OCC Affirms “Valid When Made” Doctrine

Client Alert

On May 29, 2020, the Office of the Comptroller of the Currency (OCC) issued its final rule affirming the “valid when made” doctrine for national banks and federal savings associations. Adopted as proposed, the final rule amends 12 C.F.R. § 7.4001 and 12 C.F.R. § 160.110 by adding a new paragraph to each, providing that interest on a loan that is permissible under 12 U.S.C. § 85 and 12 U.S.C. § 1463(g)(1), respectively, “shall not be affected by the sale, assignment, or other transfer of the loan.” The regulations will become effective on August 3, 2020.

In a statement releasing the final rule, acting Comptroller of the Currency Brian P. Brooks explained that the Second Circuit’s decision in Madden v. Midland Funding, LLC, 786 F.3d 246 (2d Cir. 2015), “creat[ed] legal uncertainty regarding the centuries old doctrine of valid when made.” Mr. Brooks further stated that the final “rule supports the orderly function of markets and promotes the availability of credit by answering the legal uncertainty created by the ‘Madden’ decision.”

What happened

The OCC considered and rejected several arguments raised by opponents of the proposed rule during the public comment period. First, the OCC denied that it lacks authority to issue the rule. The OCC explained that it has ample authority to interpret the National Bank Act, which permits national banks to make and sell loans. OCC interpretation was necessary due to the legal uncertainty caused by the Madden decision. The OCC also stated that Madden’s holding did not rely on or limit the scope of Section 85 and therefore did foreclose the rulemaking.

Second, the OCC dismissed comments that it failed to comply with the procedural requirements of the Dodd-Frank Act regarding pre-emption. The OCC explained that 12 U.S.C. § 25b is inapplicable for two reasons: (1) Section 25b only applies to pre-emption determinations, but the rulemaking interprets Section 85 and is not a pre-emption determination, and (2) the rulemaking also is outside of the scope of Section 25b, according to the OCC, because it expressly provides that it does not alter the authority conferred by Section 85.

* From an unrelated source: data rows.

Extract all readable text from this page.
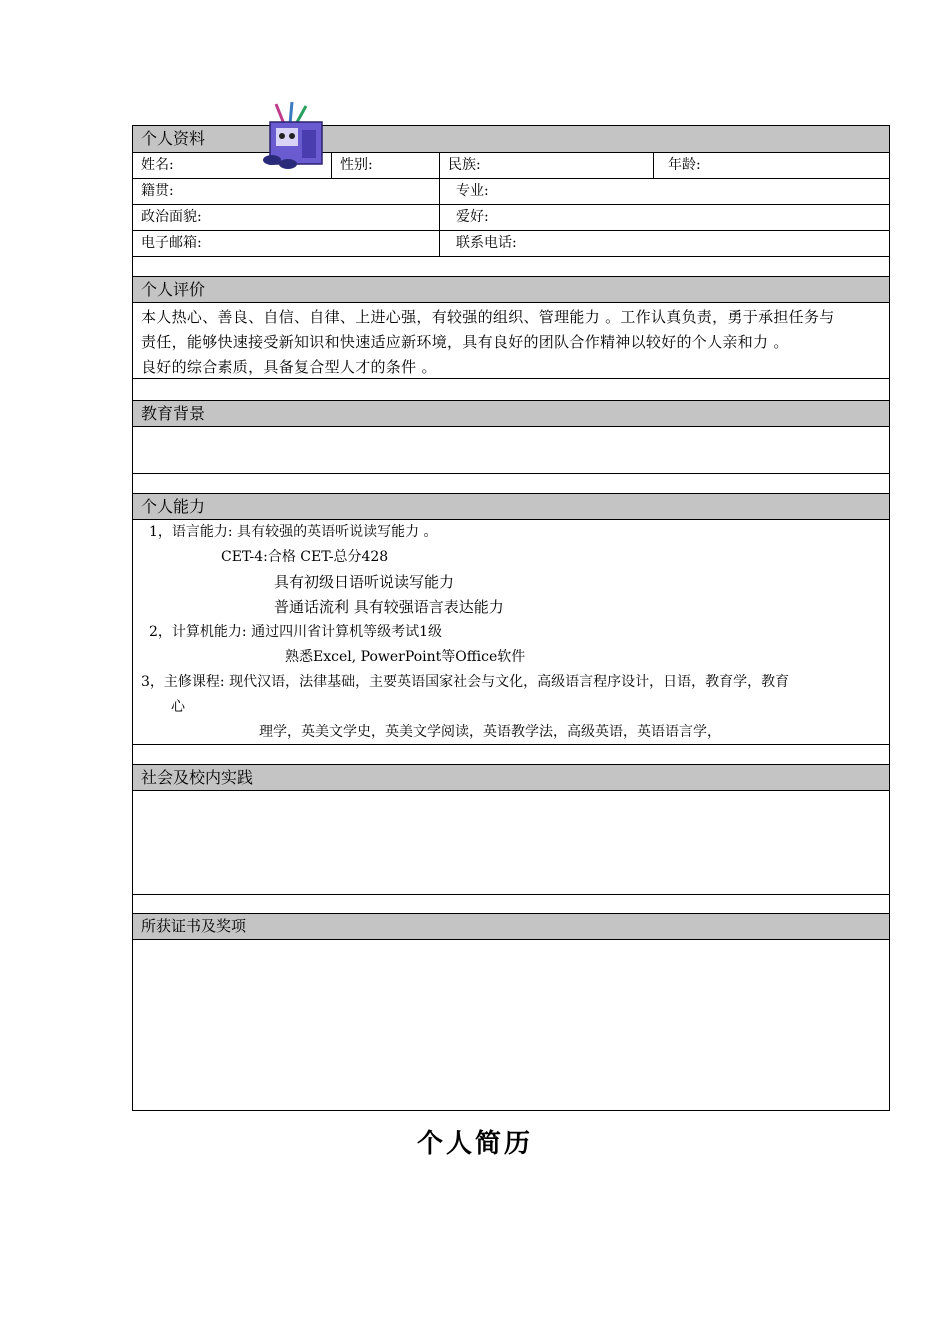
个人资料
姓名:	性别:	民族:	年龄:
籍贯:	专业:
政治面貌:	爱好:
电子邮箱:	联系电话:
个人评价
本人热心、善良、自信、自律、上进心强，有较强的组织、管理能力 。工作认真负责，勇于承担任务与
责任，能够快速接受新知识和快速适应新环境，具有良好的团队合作精神以较好的个人亲和力 。
良好的综合素质，具备复合型人才的条件 。
教育背景
个人能力
1，语言能力: 具有较强的英语听说读写能力 。
CET-4:合格 CET-总分428
具有初级日语听说读写能力
普通话流利 具有较强语言表达能力
2，计算机能力: 通过四川省计算机等级考试1级
熟悉Excel, PowerPoint等Office软件
3，主修课程: 现代汉语，法律基础，主要英语国家社会与文化，高级语言程序设计，日语，教育学，教育
心
理学，英美文学史，英美文学阅读，英语教学法，高级英语，英语语言学，
社会及校内实践
所获证书及奖项
个人简历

Third, the OCC disposed of arguments the rulemaking was arbitrary or capricious. In response to arguments that the OCC did not provide evidence of the problem, the OCC explained that the problem that it sought to address was the legal uncertainty resulting from the Madden decision, as evidenced by the ongoing cases challenging the interest charges and comments from industry representatives. The OCC also disagreed with comments that the rule is arbitrary and capricious because it allegedly fails to consider the rule’s negative consequences, including the facilitation of predatory lending. The OCC explained that appropriate third-party relationships play an important role in the operations of banks and the economy and highlighted its guidance on managing the risks associated with those relationships. The OCC also explained that any disparity in applicable interest caps stems primarily from differences in state law which the rule does not change.

Additionally, many commenters requested guidance on the “true lender” theory, which has been used to attack bank partnership models by arguing that the nonbank partner, as opposed to the bank originating the loan, is the “true lender.” In response, the OCC stated that the true lender issue is outside the scope of the narrowly tailored rulemaking. However, Mr. Brooks has separately stated that the OCC “will work to clarify what true lender means.”

Why it matters

The final rule should have some immediate positive impact on credit availability, particularly in the Second Circuit, since it undermines the Madden decision. However, it is clear that the rule will be challenged by certain consumer groups, state attorneys general and state regulators, who previewed their litigation strategy in their comments on the proposed rule. Additionally, since the final rule does not directly address the true lender issue, such attacks on bank partnership models are not completely foreclosed.

Still, the promulgation of an unambiguous position on “valid when made” by the OCC after the Madden decision bolsters the bank partnership model and the securitization and debt collection industries. Investors and lenders to the marketplace lending industry will surely take comfort in the final rule, as the plaintiffs’ bar and state regulators now will face an uphill battle in challenging the “valid when made” doctrine.